Musical theater fans throughout Utah will be able to attend The Book of Mormon Musical in Salt Lake City this month. The musical, based on missionary culture in The Church of Jesus Christ of Latter-day Saints, brings up some interesting and complicated  feelings for members of the LDS Church.

Dr. Michael Huff is an assistant professor of music at Snow College in Ephraim. He is an active member of the Church of Jesus Christ of Latter-day Saints who decided to attend the Broadway showing of the award-winning musical based on his religion during a trip to New York.  

“It’s really, from the standpoint of a musical production, it’s first rate," Huff said. "What was interesting about my response to it I guess , act 1, I thought was really, really great and  really cute and in a lot of ways, I thought accurate ways, but the culture. Then act 2 happened and by the time the show was over I wasn’t so much offended as a member of the Church of Jesus Christ of Latter-day Saints, but I was offended just as a person because the show took just a very lud turn.”

Huff went with a friend who had a similar experience while watching the show. They felt the content crossed a line, that it was inappropriate.

“There’s a memorable line in the song I Believe and I can’t remember which elder it is, but he’s really in a very sweet way at first proclaiming his faith and saying, “Here are the things I believe in," but the last line that comes at the end of the song is, 'I believe that God changed his mind about black people,'" Huff said.

Before 1978, black members were not allowed to hold the priesthood, or, from what Mormons believe, the power of God on earth. But in 1978 the church presidency allowed black males to hold the priesthood for the first time.
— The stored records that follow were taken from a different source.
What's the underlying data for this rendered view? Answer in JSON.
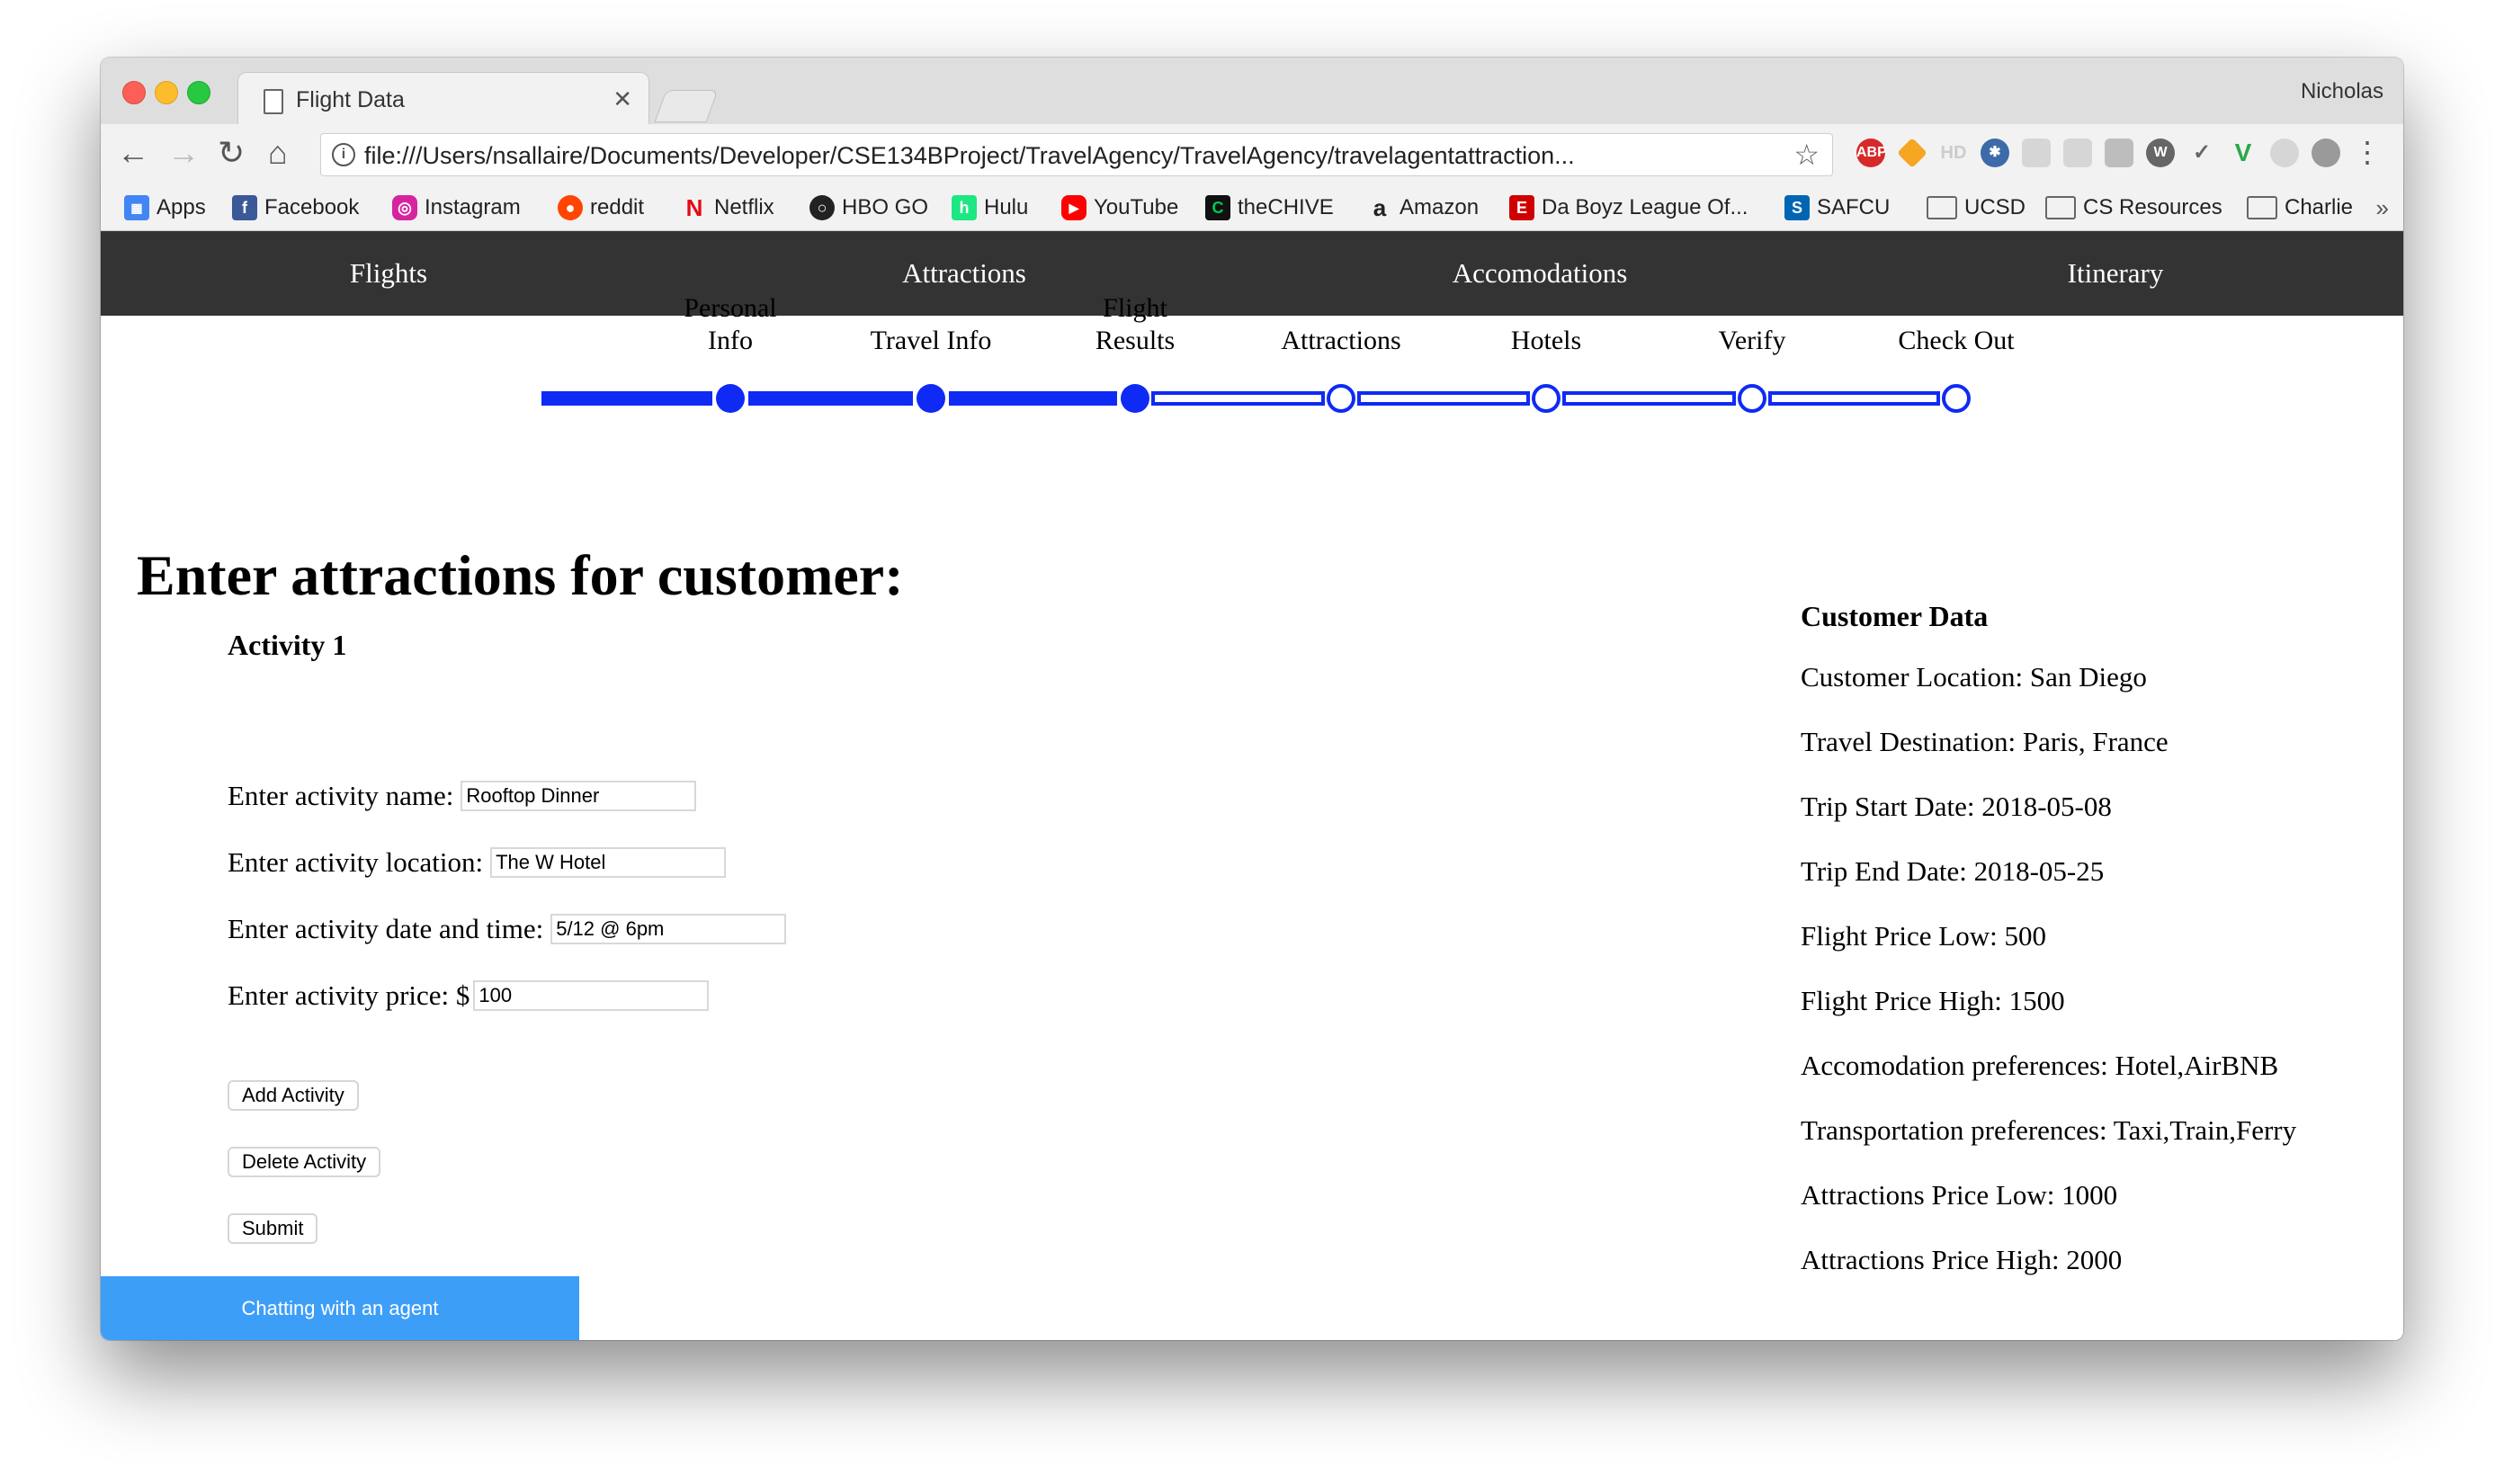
{
  "browser": {
    "tab_title": "Flight Data",
    "profile": "Nicholas",
    "url": "file:///Users/nsallaire/Documents/Developer/CSE134BProject/TravelAgency/TravelAgency/travelagentattraction..."
  },
  "bookmarks": [
    {
      "label": "Apps",
      "icon": "apps-icon",
      "color": "#4285f4"
    },
    {
      "label": "Facebook",
      "icon": "facebook-icon",
      "color": "#3b5998"
    },
    {
      "label": "Instagram",
      "icon": "instagram-icon",
      "color": "#d6249f"
    },
    {
      "label": "reddit",
      "icon": "reddit-icon",
      "color": "#ff4500"
    },
    {
      "label": "Netflix",
      "icon": "netflix-icon",
      "color": "#e50914"
    },
    {
      "label": "HBO GO",
      "icon": "hbo-icon",
      "color": "#222222"
    },
    {
      "label": "Hulu",
      "icon": "hulu-icon",
      "color": "#1ce783"
    },
    {
      "label": "YouTube",
      "icon": "youtube-icon",
      "color": "#ff0000"
    },
    {
      "label": "theCHIVE",
      "icon": "chive-icon",
      "color": "#00a651"
    },
    {
      "label": "Amazon",
      "icon": "amazon-icon",
      "color": "#222222"
    },
    {
      "label": "Da Boyz League Of...",
      "icon": "espn-icon",
      "color": "#d00000"
    },
    {
      "label": "SAFCU",
      "icon": "safcu-icon",
      "color": "#0066b3"
    },
    {
      "label": "UCSD",
      "icon": "folder-icon",
      "color": "#666666"
    },
    {
      "label": "CS Resources",
      "icon": "folder-icon",
      "color": "#666666"
    },
    {
      "label": "Charlie",
      "icon": "folder-icon",
      "color": "#666666"
    }
  ],
  "nav": {
    "flights": "Flights",
    "attractions": "Attractions",
    "accomodations": "Accomodations",
    "itinerary": "Itinerary"
  },
  "steps": [
    {
      "label": "Personal\nInfo",
      "completed": true
    },
    {
      "label": "Travel Info",
      "completed": true
    },
    {
      "label": "Flight\nResults",
      "completed": true
    },
    {
      "label": "Attractions",
      "completed": false
    },
    {
      "label": "Hotels",
      "completed": false
    },
    {
      "label": "Verify",
      "completed": false
    },
    {
      "label": "Check Out",
      "completed": false
    }
  ],
  "progress_color": "#0f2af5",
  "form": {
    "heading": "Enter attractions for customer:",
    "activity_title": "Activity 1",
    "name_label": "Enter activity name:",
    "name_value": "Rooftop Dinner",
    "location_label": "Enter activity location:",
    "location_value": "The W Hotel",
    "datetime_label": "Enter activity date and time:",
    "datetime_value": "5/12 @ 6pm",
    "price_label": "Enter activity price: $",
    "price_value": "100",
    "add_button": "Add Activity",
    "delete_button": "Delete Activity",
    "submit_button": "Submit"
  },
  "customer": {
    "title": "Customer Data",
    "items": [
      "Customer Location: San Diego",
      "Travel Destination: Paris, France",
      "Trip Start Date: 2018-05-08",
      "Trip End Date: 2018-05-25",
      "Flight Price Low: 500",
      "Flight Price High: 1500",
      "Accomodation preferences: Hotel,AirBNB",
      "Transportation preferences: Taxi,Train,Ferry",
      "Attractions Price Low: 1000",
      "Attractions Price High: 2000"
    ]
  },
  "chat": {
    "label": "Chatting with an agent",
    "color": "#3d9ef8"
  }
}
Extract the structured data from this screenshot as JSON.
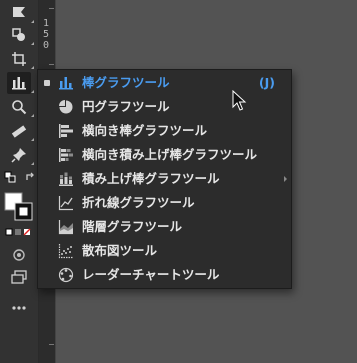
{
  "ruler": {
    "number": "150"
  },
  "flyout": {
    "items": [
      {
        "label": "棒グラフツール",
        "shortcut": "(J)",
        "selected": true,
        "icon": "bar-graph-icon"
      },
      {
        "label": "円グラフツール",
        "icon": "pie-graph-icon"
      },
      {
        "label": "横向き棒グラフツール",
        "icon": "horizontal-bar-graph-icon"
      },
      {
        "label": "横向き積み上げ棒グラフツール",
        "icon": "horizontal-stacked-bar-graph-icon"
      },
      {
        "label": "積み上げ棒グラフツール",
        "icon": "stacked-bar-graph-icon"
      },
      {
        "label": "折れ線グラフツール",
        "icon": "line-graph-icon"
      },
      {
        "label": "階層グラフツール",
        "icon": "area-graph-icon"
      },
      {
        "label": "散布図ツール",
        "icon": "scatter-graph-icon"
      },
      {
        "label": "レーダーチャートツール",
        "icon": "radar-graph-icon"
      }
    ]
  },
  "colors": {
    "selected_text": "#4a9cf0",
    "menu_text": "#e6e6e6",
    "panel_bg": "#2c2c2c",
    "toolbar_bg": "#323232"
  }
}
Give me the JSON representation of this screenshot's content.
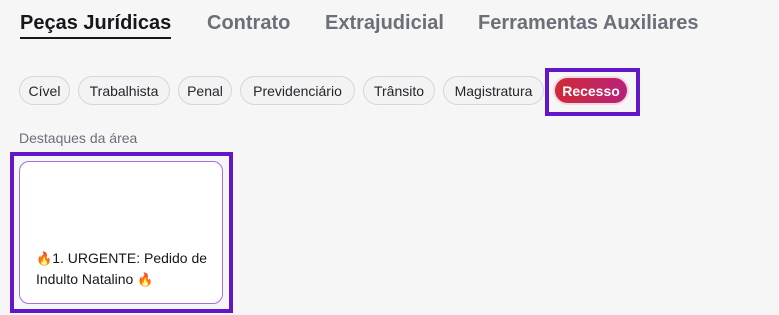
{
  "tabs": [
    {
      "label": "Peças Jurídicas",
      "active": true
    },
    {
      "label": "Contrato",
      "active": false
    },
    {
      "label": "Extrajudicial",
      "active": false
    },
    {
      "label": "Ferramentas Auxiliares",
      "active": false
    }
  ],
  "chips": [
    {
      "label": "Cível"
    },
    {
      "label": "Trabalhista"
    },
    {
      "label": "Penal"
    },
    {
      "label": "Previdenciário"
    },
    {
      "label": "Trânsito"
    },
    {
      "label": "Magistratura"
    },
    {
      "label": "Recesso",
      "selected": true
    }
  ],
  "section": {
    "label": "Destaques da área"
  },
  "cards": [
    {
      "title": "1. URGENTE: Pedido de Indulto Natalino",
      "icon": "flame-icon"
    }
  ],
  "colors": {
    "highlight": "#6417c9",
    "recesso_gradient_start": "#d12a33",
    "recesso_gradient_end": "#b7227a",
    "card_border": "#a56fdc"
  }
}
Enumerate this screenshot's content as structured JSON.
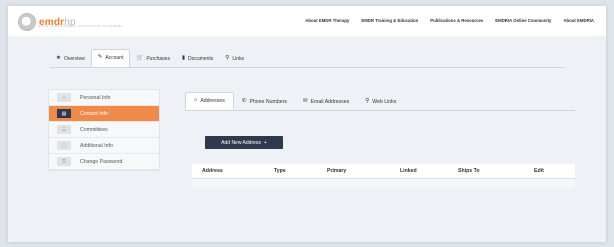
{
  "brand": {
    "name_main": "emdr",
    "name_light": "hp",
    "tagline": "EMDR HUMANITARIAN ASSISTANCE PROGRAMS"
  },
  "topnav": [
    "About EMDR Therapy",
    "EMDR Training & Education",
    "Publications & Resources",
    "EMDRIA Online Community",
    "About EMDRIA"
  ],
  "tabs": [
    {
      "label": "Overview",
      "icon": "star-icon"
    },
    {
      "label": "Account",
      "icon": "edit-icon"
    },
    {
      "label": "Purchases",
      "icon": "cart-icon"
    },
    {
      "label": "Documents",
      "icon": "file-icon"
    },
    {
      "label": "Links",
      "icon": "link-icon"
    }
  ],
  "sidebar": [
    {
      "label": "Personal Info",
      "icon": "user-icon"
    },
    {
      "label": "Contact Info",
      "icon": "address-card-icon"
    },
    {
      "label": "Committees",
      "icon": "group-icon"
    },
    {
      "label": "Additional Info",
      "icon": "info-icon"
    },
    {
      "label": "Change Password",
      "icon": "key-icon"
    }
  ],
  "subtabs": [
    {
      "label": "Addresses",
      "icon": "home-icon"
    },
    {
      "label": "Phone Numbers",
      "icon": "phone-icon"
    },
    {
      "label": "Email Addresses",
      "icon": "email-icon"
    },
    {
      "label": "Web Links",
      "icon": "link-icon"
    }
  ],
  "add_button": {
    "label": "Add New Address",
    "icon": "plus"
  },
  "table": {
    "columns": [
      "Address",
      "Type",
      "Primary",
      "Linked",
      "Ships To",
      "Edit"
    ]
  },
  "colors": {
    "accent": "#f08a4b",
    "dark": "#2e3a4c",
    "brand": "#e9822a"
  }
}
“If one really understand how the process works it wasn’t so much God that changed his mind about black people, it was people in the LDS Church that changed their mind about black people, particularly the leadership of the church in my opinion," he said. "The leaders of the church in the 70s were acting on the theme that really runs through the entire Book of Mormon which is, 'I inquired of the lord, I had a question, I didn’t understand the answer so I inquired of the lord and I got an answer.'"

Huff doesn’t officially represent the LDS Church, but he does have an opinion about how the LDS leadership responded  to the musical when it first opened in 2011. They purchased playbill ad space inviting people to read the actual Book Of Mormon and shared missionary contact information.

"The ripples I think have been really, really interesting and not all bad,” he said.

While Huff will not be attending the Salt Lake City Eccles Theater performance, or any other future performance of The Book Of Mormon Musical, he is not surprised by the popularity of the show in a state where the headquarters of the church organization where the focus of the musical is located. There will be a total of 24 runs of the show in a theater that seats 2,500, meaning as many as 60,000 people could be singing along with the cast of the musical comedy about two young Mormon missionaries who travel to Africa to preach the Mormon religion.